Ayam di mata pelukis Popo Iskandar, banyak menumbuh­kan krea­tivitas yang tak pernah kendur. Dia juga penerima Anu­­grah Seni pada tahun 1980.

Lukisan ayam Popo menca­pai pun­cak idealisme pada pe­riode 1970, hingga 1980-an. Se­habis itu dia sangat jarang melukiskan tema ayam. Popo beralih ke kucing de­ngan se­gala aspek prilakunya. Ada ku­cing yang sangat lucu, binal, man­ja bahkan di mata Popo he­wan satu ini hewan paling pa­tuh.

Selain melukis, Popo juga seo­rang pendidik yang handal. Banyak ide-ide, spirit yang di­sarankan itu jadi acuan berka­rya rupa para mu­ridnya. Popo seorang seniman be­sar yang per­nah meramaikan kan­cah senilukis nusantara. Sejak ke­pergiannya untuk menghadap Illahi pada 29 Januari  2000, ba­nyak menyisakan cerita lu­kisan ayamnya yang spesial itu.

Belum banyak yang meng­ungkap makna cerita tentang te­ma lukisan binatang (ayam+kucing) ini. Belum lagi kalau memban­ding­kan ayam bergaya Affandi atau pe­lukis yang menyukai tema itu. Pas­tilah banyak sesuatu yang bisa kita telusuri baik secara este­tik, simbo­lik dan seterusnya. Ternyata ayam ada­lah karakter lain. Berhasil di­tang­kap mak­na­nya oleh para maestro di atas, kemudian dengan bera­ni menorehkannya ke atas kan­vas.

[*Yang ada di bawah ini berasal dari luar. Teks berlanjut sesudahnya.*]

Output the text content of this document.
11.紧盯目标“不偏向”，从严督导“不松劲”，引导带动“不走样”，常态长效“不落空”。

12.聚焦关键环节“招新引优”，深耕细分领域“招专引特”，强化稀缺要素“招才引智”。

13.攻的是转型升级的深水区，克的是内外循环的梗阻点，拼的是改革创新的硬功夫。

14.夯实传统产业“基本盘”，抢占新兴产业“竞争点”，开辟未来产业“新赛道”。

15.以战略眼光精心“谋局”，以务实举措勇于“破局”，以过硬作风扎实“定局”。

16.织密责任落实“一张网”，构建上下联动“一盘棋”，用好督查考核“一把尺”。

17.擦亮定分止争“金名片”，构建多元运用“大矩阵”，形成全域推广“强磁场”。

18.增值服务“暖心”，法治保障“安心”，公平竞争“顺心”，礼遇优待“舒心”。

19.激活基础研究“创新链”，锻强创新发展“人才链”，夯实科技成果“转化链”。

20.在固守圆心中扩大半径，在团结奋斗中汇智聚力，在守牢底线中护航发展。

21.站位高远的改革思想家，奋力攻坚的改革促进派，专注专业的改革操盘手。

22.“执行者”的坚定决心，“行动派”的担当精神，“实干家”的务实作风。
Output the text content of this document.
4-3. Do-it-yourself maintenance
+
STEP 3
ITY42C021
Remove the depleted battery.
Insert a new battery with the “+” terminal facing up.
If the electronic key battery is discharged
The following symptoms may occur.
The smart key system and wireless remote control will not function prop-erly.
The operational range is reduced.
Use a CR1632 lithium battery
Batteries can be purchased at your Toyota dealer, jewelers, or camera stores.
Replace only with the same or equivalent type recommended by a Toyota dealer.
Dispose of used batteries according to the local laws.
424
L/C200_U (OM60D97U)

Bagi Popo dan Affandi be­rani men­jadikan ayam sebagai ikon, tentu percaya dengan ca­ranya tertentu mampu meng­eks­presikan minat dan kecin­taan. Keinginan yang kuat di­sertai kecintaan mam­pu meng­hasil energi maha dahsyat. Ke­­dua seniman itu melakoni seni lukis penuh dengan rasa ke­cintaan, ma­kanya dengan “ayam” saja su­dah seperti itu. Apalagi tema yang terkait de­ngan ikon yang lain, tentu ce­ri­tanya juga jadi panjang lebar lagi.